I was here proudly presenting the ECOG-ACRIN 8143, the PROSPER RCC trial. This is a trial that compared neoadjuvant plus adjuvant nivolumab in the treatment arm versus a standard of care observation arm in patients with high risk kidney cancer undergoing surgery who were at risk for recurrence. The primary endpoint was recurrence free survival.
With the success of nivolumab in the treatment of metastatic kidney cancer patients there is increased enthusiasm for using it in earlier stage patients, those who have what looks like localised cancer that then is destined to recur. We designed the trial with a neoadjuvant component with the idea of priming the immune system before surgery. This is an idea that comes from good data preclinically that shows that priming the immune system before surgery while the primary tumour is in place elicits stronger immune responses. Then also to maximise the effect of the therapy we gave adjuvant nivolumab as well to maximally engage the immune system after the primary tumour is removed. So that’s the biological basis of the study. The idea was to give this therapy to see if we could decrease recurrence free survival in patients.

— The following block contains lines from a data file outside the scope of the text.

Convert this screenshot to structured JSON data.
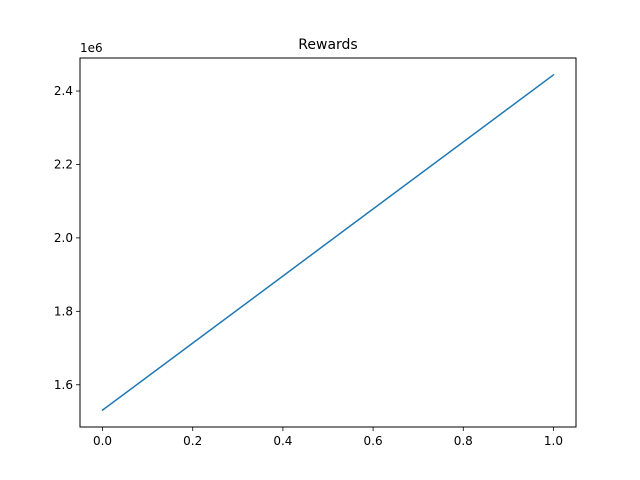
{
  "chart_data": {
    "type": "line",
    "title": "Rewards",
    "xlabel": "",
    "ylabel": "",
    "y_offset_label": "1e6",
    "xlim": [
      -0.05,
      1.05
    ],
    "ylim": [
      1.485,
      2.49
    ],
    "x_ticks": [
      0.0,
      0.2,
      0.4,
      0.6,
      0.8,
      1.0
    ],
    "x_tick_labels": [
      "0.0",
      "0.2",
      "0.4",
      "0.6",
      "0.8",
      "1.0"
    ],
    "y_ticks": [
      1.6,
      1.8,
      2.0,
      2.2,
      2.4
    ],
    "y_tick_labels": [
      "1.6",
      "1.8",
      "2.0",
      "2.2",
      "2.4"
    ],
    "grid": false,
    "series": [
      {
        "x": [
          0.0,
          1.0
        ],
        "values": [
          1.531,
          2.444
        ],
        "color": "#1f77b4"
      }
    ]
  }
}
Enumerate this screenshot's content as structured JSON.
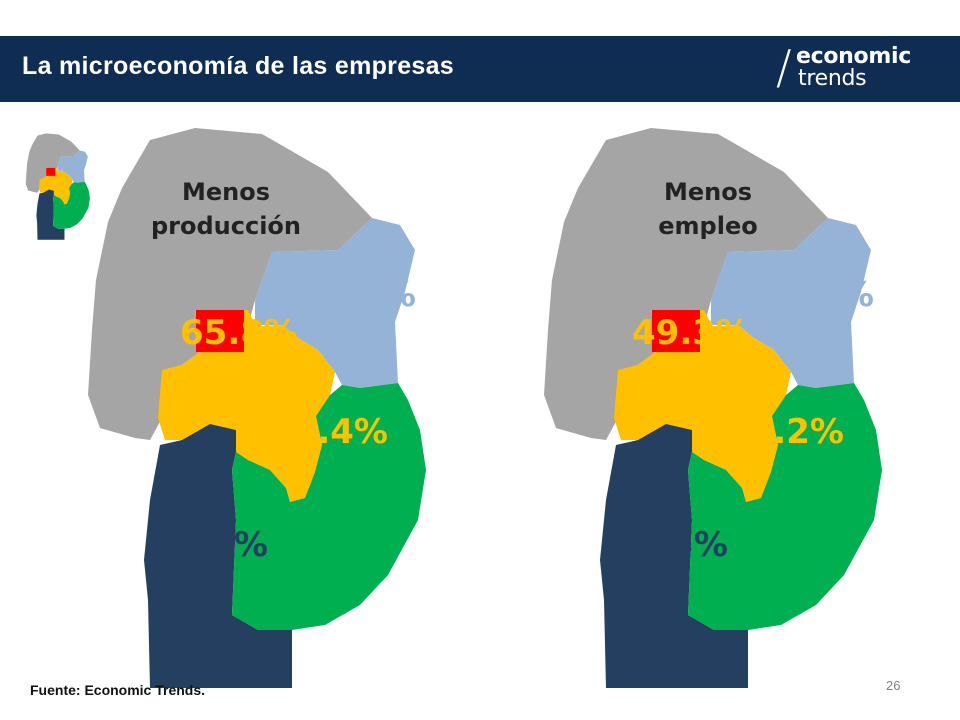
{
  "header": {
    "title": "La microeconomía de las empresas",
    "logo_slash": "/",
    "logo_line1": "economic",
    "logo_line2": "trends",
    "background_color": "#0f2d52"
  },
  "region_colors": {
    "north": "#a5a5a5",
    "northeast": "#95b3d7",
    "center_capital": "#ff0000",
    "center": "#ffc000",
    "southwest": "#243f60",
    "southeast": "#00b050"
  },
  "maps": [
    {
      "title_line1": "Menos",
      "title_line2": "producción",
      "values": {
        "northeast": "55.2%",
        "center": "65.8%",
        "east_center": "58.4%",
        "southwest": "74.1%"
      }
    },
    {
      "title_line1": "Menos",
      "title_line2": "empleo",
      "values": {
        "northeast": "32.8%",
        "center": "49.3%",
        "east_center": "37.2%",
        "southwest": "33.3%"
      }
    }
  ],
  "footer": {
    "source": "Fuente: Economic Trends.",
    "page_number": "26"
  }
}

The study, after 16 months of follow-up, met the futility endpoints and unfortunately this was a negative study. So if you look at the Kaplan-Meier curves there was no separation and the conclusion was that perioperative nivolumab given as we did in the study did not decrease recurrence free survival. There’s a lot of data that we still have yet to analyse in this study and, because of its unique design of giving therapy before surgery and enrolling patients based on clinical stage, that we will have to do to discern if there are some subpopulations that benefitted from this.
There’s a lot to be done in terms of analysing subpopulations and also one of the study secondary endpoints is a lot of correlative science. Patients who underwent the treatment arm, who received systemic nivolumab, also underwent a biopsy prior to surgery. So we have tissue before surgery and we have tissue after the treatment with nivolumab and surgery and that’s going to give us a wealth of information to study the effect of the therapy on patients and biomarker discovery and analysis.
Some of the summaries from the study are, number one, it’s premature to conclude that giving neoadjuvant or adjuvant nivolumab to patients at high risk for recurrence is something we should do minus additional data. The other take-home message is that neoadjuvant trials are hard to do and this is a unique trial that brought together the urologic and the oncology communities and in a tour de force we were able to actually complete the trial, increasing my personal enthusiasm and, I think, our communities’ enthusiasm for running additional trials that have a neoadjuvant component to study the strategy further.